John Reo was just getting started. A few months into a great job towering over Earth’s greatest city, he was about to live on the same famously bustling island where he worked. An exciting life featuring an impressive profession is a sign your 20s are going well. There was every reason to hope it would continue.
Nothing’s breathtaking like an office over a thousand feet in the sky. John worked in the paragon of skyscrapers as a bond trader at Cantor Fitzgerald, a job based on the 104thfloor of 1 World Trade Center. The opportunity was what one of his brother-in-laws classified as “his first important job.” He had started in May 2001 and seemed to be on his way to starting a fulfilling career that offered more than a paycheck.
Financial services was a small family business. He worked with brother-in-law John Swaine, husband of Reo’s sister Suzanne. The other John helped get him the position. For the time being, they were also housemates. Reo was living with the couple and their three daughters in a village named Larchmont within Westchester County, which borders the Bronx’s north side. Someone seeking tranquility might choose to work in New York City while returning home to a more relaxed setting with fewer car horns and taverns below dwellings.
But John was on his own and looking for full-time adventure. The plan was to move across the local border so he didn’t have to do so every day for work. John had been scheduled to set up life at his own apartment in Manhattan’s East Village that October. It’s an entirely different kind of village than Larchmont.
The perpetually trendy borough section draws countless visitors and a small fraction of residents who are fortunate enough to find apartments. It’s a dream of both outsiders and New Yorkers to find such a place for urban adventure, much less be able to swing it. He was thrilled to have lined up a residence in a vibrant neighborhood of the most exciting city there is. The home building would have been close to work and countless recreational activities afterward.
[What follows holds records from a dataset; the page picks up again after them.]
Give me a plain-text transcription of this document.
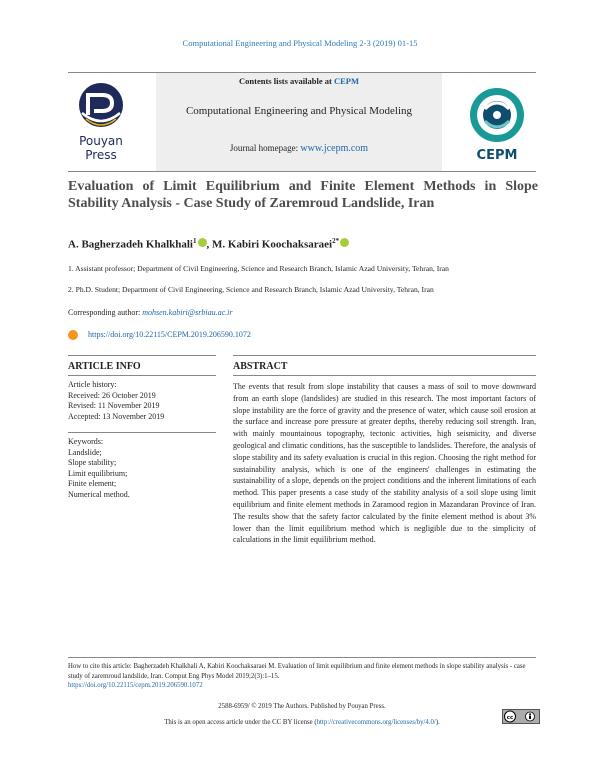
Computational Engineering and Physical Modeling 2-3 (2019) 01-15
Pouyan
Press
Contents lists available at CEPM
Computational Engineering and Physical Modeling
Journal homepage: www.jcepm.com	CEPM
Evaluation of Limit Equilibrium and Finite Element Methods in Slope Stability Analysis - Case Study of Zaremroud Landslide, Iran
A. Bagherzadeh Khalkhali$^1$ , M. Kabiri Koochaksaraei$^{2*}$
1. Assistant professor; Department of Civil Engineering, Science and Research Branch, Islamic Azad University, Tehran, Iran
2. Ph.D. Student; Department of Civil Engineering, Science and Research Branch, Islamic Azad University, Tehran, Iran
Corresponding author: mohsen.kabiri@srbiau.ac.ir
https://doi.org/10.22115/CEPM.2019.206590.1072
ARTICLE INFO
Article history:
Received: 26 October 2019
Revised: 11 November 2019
Accepted: 13 November 2019
Keywords:
Landslide;
Slope stability;
Limit equilibrium;
Finite element;
Numerical method.
ABSTRACT
The events that result from slope instability that causes a mass of soil to move downward from an earth slope (landslides) are studied in this research. The most important factors of slope instability are the force of gravity and the presence of water, which cause soil erosion at the surface and increase pore pressure at greater depths, thereby reducing soil strength. Iran, with mainly mountainous topography, tectonic activities, high seismicity, and diverse geological and climatic conditions, has the susceptible to landslides. Therefore, the analysis of slope stability and its safety evaluation is crucial in this region. Choosing the right method for sustainability analysis, which is one of the engineers' challenges in estimating the sustainability of a slope, depends on the project conditions and the inherent limitations of each method. This paper presents a case study of the stability analysis of a soil slope using limit equilibrium and finite element methods in Zaramood region in Mazandaran Province of Iran. The results show that the safety factor calculated by the finite element method is about 3% lower than the limit equilibrium method which is negligible due to the simplicity of calculations in the limit equilibrium method.
How to cite this article: Bagherzadeh Khalkhali A, Kabiri Koochaksaraei M. Evaluation of limit equilibrium and finite element methods in slope stability analysis - case study of zaremroud landslide, Iran. Comput Eng Phys Model 2019;2(3):1–15.
https://doi.org/10.22115/cepm.2019.206590.1072
2588-6959/ © 2019 The Authors. Published by Pouyan Press.
This is an open access article under the CC BY license (http://creativecommons.org/licenses/by/4.0/).
cc
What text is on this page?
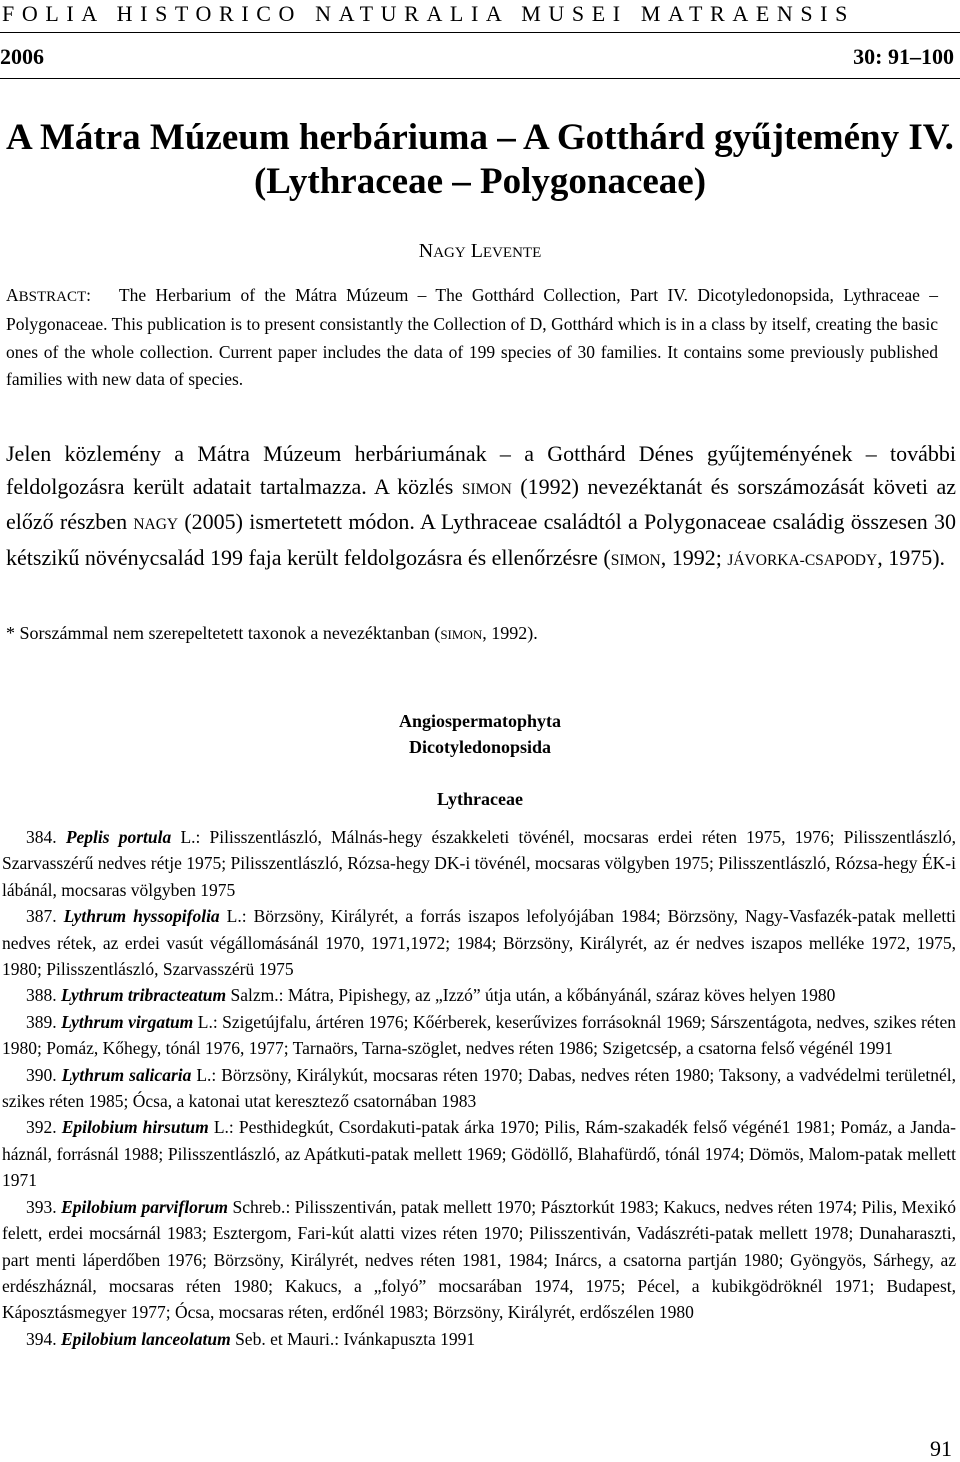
FOLIA HISTORICO NATURALIA MUSEI MATRAENSIS
2006	30: 91–100
A Mátra Múzeum herbáriuma – A Gotthárd gyűjtemény IV.
(Lythraceae – Polygonaceae)
NAGY LEVENTE
ABSTRACT: The Herbarium of the Mátra Múzeum – The Gotthárd Collection, Part IV. Dicotyledonopsida, Lythraceae – Polygonaceae. This publication is to present consistantly the Collection of D, Gotthárd which is in a class by itself, creating the basic ones of the whole collection. Current paper includes the data of 199 species of 30 families. It contains some previously published families with new data of species.

Jelen közlemény a Mátra Múzeum herbáriumának – a Gotthárd Dénes gyűjteményének – további feldolgozásra került adatait tartalmazza. A közlés SIMON (1992) nevezéktanát és sorszámozását követi az előző részben NAGY (2005) ismertetett módon. A Lythraceae családtól a Polygonaceae családig összesen 30 kétszikű növénycsalád 199 faja került feldolgozásra és ellenőrzésre (SIMON, 1992; JÁVORKA-CSAPODY, 1975).

* Sorszámmal nem szerepeltetett taxonok a nevezéktanban (SIMON, 1992).
Angiospermatophyta
Dicotyledonopsida
Lythraceae

384. Peplis portula L.: Pilisszentlászló, Málnás-hegy északkeleti tövénél, mocsaras erdei réten 1975, 1976; Pilisszentlászló, Szarvasszérű nedves rétje 1975; Pilisszentlászló, Rózsa-hegy DK-i tövénél, mocsaras völgyben 1975; Pilisszentlászló, Rózsa-hegy ÉK-i lábánál, mocsaras völgyben 1975

387. Lythrum hyssopifolia L.: Börzsöny, Királyrét, a forrás iszapos lefolyójában 1984; Börzsöny, Nagy-Vasfazék-patak melletti nedves rétek, az erdei vasút végállomásánál 1970, 1971,1972; 1984; Börzsöny, Királyrét, az ér nedves iszapos melléke 1972, 1975, 1980; Pilisszentlászló, Szarvasszérü 1975

388. Lythrum tribracteatum Salzm.: Mátra, Pipishegy, az „Izzó” útja után, a kőbányánál, száraz köves helyen 1980

389. Lythrum virgatum L.: Szigetújfalu, ártéren 1976; Kőérberek, keserűvizes forrásoknál 1969; Sárszentágota, nedves, szikes réten 1980; Pomáz, Kőhegy, tónál 1976, 1977; Tarnaörs, Tarna-szöglet, nedves réten 1986; Szigetcsép, a csatorna felső végénél 1991

390. Lythrum salicaria L.: Börzsöny, Királykút, mocsaras réten 1970; Dabas, nedves réten 1980; Taksony, a vadvédelmi területnél, szikes réten 1985; Ócsa, a katonai utat keresztező csatornában 1983

392. Epilobium hirsutum L.: Pesthidegkút, Csordakuti-patak árka 1970; Pilis, Rám-szakadék felső végéné1 1981; Pomáz, a Janda-háznál, forrásnál 1988; Pilisszentlászló, az Apátkuti-patak mellett 1969; Gödöllő, Blahafürdő, tónál 1974; Dömös, Malom-patak mellett 1971

393. Epilobium parviflorum Schreb.: Pilisszentiván, patak mellett 1970; Pásztorkút 1983; Kakucs, nedves réten 1974; Pilis, Mexikó felett, erdei mocsárnál 1983; Esztergom, Fari-kút alatti vizes réten 1970; Pilisszentiván, Vadászréti-patak mellett 1978; Dunaharaszti, part menti láperdőben 1976; Börzsöny, Királyrét, nedves réten 1981, 1984; Inárcs, a csatorna partján 1980; Gyöngyös, Sárhegy, az erdészháznál, mocsaras réten 1980; Kakucs, a „folyó” mocsarában 1974, 1975; Pécel, a kubikgödröknél 1971; Budapest, Káposztásmegyer 1977; Ócsa, mocsaras réten, erdőnél 1983; Börzsöny, Királyrét, erdőszélen 1980

394. Epilobium lanceolatum Seb. et Mauri.: Ivánkapuszta 1991

91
There’s more to New York than New York City, as illustrated by John’s migration pattern. He moved to Westchester County from the Empire State’s Capital District, his birthplace and longtime home. A Troy native, John graduated from SUNY Albany after spending a year attending Notre Dame. There was no better place to put the economics degree he earned to use than in financial services.
But his bright tomorrows were taken on a historically dark day. John Armand Reo was 28 years old when terrorists murdered him for showing up to his occupation. Our world lost someone with normal, simple, and wonderful interests. A high school football and lacrosse player liked the Yankees, golfing, and Scrabble. Most importantly, he valued family moments. The youngest of five, John had eight nephews and nieces whom every account notes he found to be a source of unbridled joy. He took the time to indulge in delightful everyday things so many of us do, or at least should, treasure.
It somehow got worse. The Reo family endured a particularly awful September 11 when so many suffered: aforementioned brother-in-law John was also killed. There are countless ways to frame the atrocity, all of them awful. The pain his parents endured coping with the death of both a son and son-in-law is as unimaginable as Suzanne losing her husband and brother at once.
His final resting place is where he worked. John’s grave is at the National September 11 Memorial, with his name appearing on Panel N-40. As a company which sustained the massacre of 658 employees, Cantor Fitzgerald remains singularly linked with the attacks. Employees’ names on the memorial are arranged according to friendship and relationship in recognition of the firm’s particular devastation. By request, John Leo and John Swaine are adjacent forever.
That’s not the only tribute. Those seeking to remember John can also find monuments in both his native Troy and in Valhalla, a hamlet located in his adopted home county. Track his days by where he’s commemorated.
The only thing better than multiple places in his honor would be to still have him present. The potential for so much more was destroyed by evil in a matter of minutes. But John had already succeeded. He was working at an amazing job with an unparalleled view while supported by beloved relatives. Anyone would have felt fortunate under such circumstances.
Barbarity naturally leads to focus on loss. We know much time was taken away he could have savored in Manhattan and with his family. Instead, seeing John’s years as a blessing means gratefulness for what he achieved. Living decently is laudable no matter how limited the timespan. The story ended decades too soon. But John blossomed in each chapter. The process of pursuing dreams defines us, and his fulfillment at so many aspects is something he’ll always have realized.